Building 85 new car parks to accommodate 1470 new workers in the proposed eight-storey Bayside Shopping Centre extension on Balmoral Street will create even higher parking prices in Frankston’s CBD and add to parking problems in the future.
The State Government’s justification that Vicinity Centres’ new Bayside development does not need to comply with Frankston parking scheme requirements is that there are “generally a minimum of 578 car parking vacancies in the shopping centre at any typical trading time” and the provision of parking is acceptable based on existing capacity as well as patterns of usage and vacancy.
Unfortunately, this misses the point and doesn’t fully allow for the new building’s expected parking demand.
Surely the State Government knows about basic economics? That if you overprice something, it will be underused?
This is why Bayside has “578” empty parking spaces.
The real issue is insufficient affordable parking in Frankston’s CBD. Bayside currently charges $15 for all-day parking – this is 10 per cent of a minimum wage earner’s daily income.
Bayside (Vicinity Centres) controls 57 per cent of all Frankston’s CBD public parking and can set all-day parking prices with impunity because there is no true market competition, but the ripple effects of these pricing decisions spread out and damage the whole CBD.
The State Government basing an important planning decision on the number of vacant spaces alone is unsafe and misleading, especially when the market pricing has been so obviously distorted.
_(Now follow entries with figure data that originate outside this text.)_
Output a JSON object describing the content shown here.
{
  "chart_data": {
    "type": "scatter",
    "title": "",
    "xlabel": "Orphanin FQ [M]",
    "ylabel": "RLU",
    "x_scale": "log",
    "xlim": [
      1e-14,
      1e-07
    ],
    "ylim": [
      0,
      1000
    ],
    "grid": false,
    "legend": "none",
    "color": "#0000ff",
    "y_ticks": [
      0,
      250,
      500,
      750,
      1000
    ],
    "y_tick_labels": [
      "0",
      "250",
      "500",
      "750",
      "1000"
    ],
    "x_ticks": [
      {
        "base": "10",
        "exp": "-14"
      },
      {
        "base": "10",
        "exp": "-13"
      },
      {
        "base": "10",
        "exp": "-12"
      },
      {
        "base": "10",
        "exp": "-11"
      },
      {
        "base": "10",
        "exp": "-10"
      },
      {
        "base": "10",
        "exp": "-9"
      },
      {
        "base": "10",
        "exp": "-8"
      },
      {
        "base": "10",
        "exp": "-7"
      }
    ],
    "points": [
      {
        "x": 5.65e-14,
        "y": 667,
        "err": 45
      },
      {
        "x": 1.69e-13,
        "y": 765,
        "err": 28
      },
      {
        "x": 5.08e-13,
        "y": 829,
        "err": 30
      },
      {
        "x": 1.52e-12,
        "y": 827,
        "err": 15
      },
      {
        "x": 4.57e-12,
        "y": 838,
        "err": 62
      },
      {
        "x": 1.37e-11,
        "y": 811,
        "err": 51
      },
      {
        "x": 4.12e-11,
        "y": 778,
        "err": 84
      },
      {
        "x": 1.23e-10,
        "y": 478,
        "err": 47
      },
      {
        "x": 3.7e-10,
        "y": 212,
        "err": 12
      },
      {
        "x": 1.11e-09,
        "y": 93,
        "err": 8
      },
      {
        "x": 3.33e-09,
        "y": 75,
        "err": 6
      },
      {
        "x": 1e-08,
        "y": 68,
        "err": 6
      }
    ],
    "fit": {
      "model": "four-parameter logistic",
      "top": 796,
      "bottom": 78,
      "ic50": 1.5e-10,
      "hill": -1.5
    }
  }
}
For example, from July 2015 to July 2020, Bayside’s standard rate for parking rose from $1 to $1.50 for the first hour and $10 to $15 for daily parking, a 50 per cent price hike – and an implied yearly inflation rate of over 8 per cent.
A 3- to 4-hour shopping trip was worse, jumping from $4 to $7 – a 75 per cent price hike, with an inflation rate nudging 13 per cent.
The Government needs to consider that these price rises have made parking in central Frankston among the most expensive of Melbourne’s suburbs – all in an area that is well known for its low socio-economic status.
If Bayside was to contribute the required $14.3 million to Frankston Council’s cash-in-lieu scheme to compensate for the missing 735 car spaces (as calculated by a thorough council study), council would own a greater share of the publicly available CBD car parking. Council currently charges a more affordable $6.50 for all-day spaces and offers the first two hours free of charge to shoppers and visitors. It is telling that council-owned parking areas are almost always full.
The Government, through its planning minister Richard Wynne, who fast-tracked approval of the Bayside eight-storey tower development without adequate parking, is perpetuating a Ponzi-type scheme that double-counts existing parking spaces. Frankston has seen the impact that insufficient car parking had when South East Water’s headquarters was built in 2015, so it’s difficult to understand why this same mistake would be repeated.
Instead, the State Government should be addressing the root of Frankston’s public transport woes by extending the metropolitan electrified rail line beyond Frankston to enable people to access good, reliable, speedy public transport as well as enabling construction of commuter park and rides away from our CBD.
The Frankston rail extension is a listed national priority project, with a $225 million federal contribution already in the budget, but has no state support.
Adequate access to affordable car parking is a crucial element in a healthy outer suburban economy like Frankston’s. Unaffordable parking is a major barrier to work and education.
Mr Wynne, if you’re going to let developers short-change Frankston on car parking, your government must provide our community with the Frankston rail extension to provide a viable public transport alternative to cars.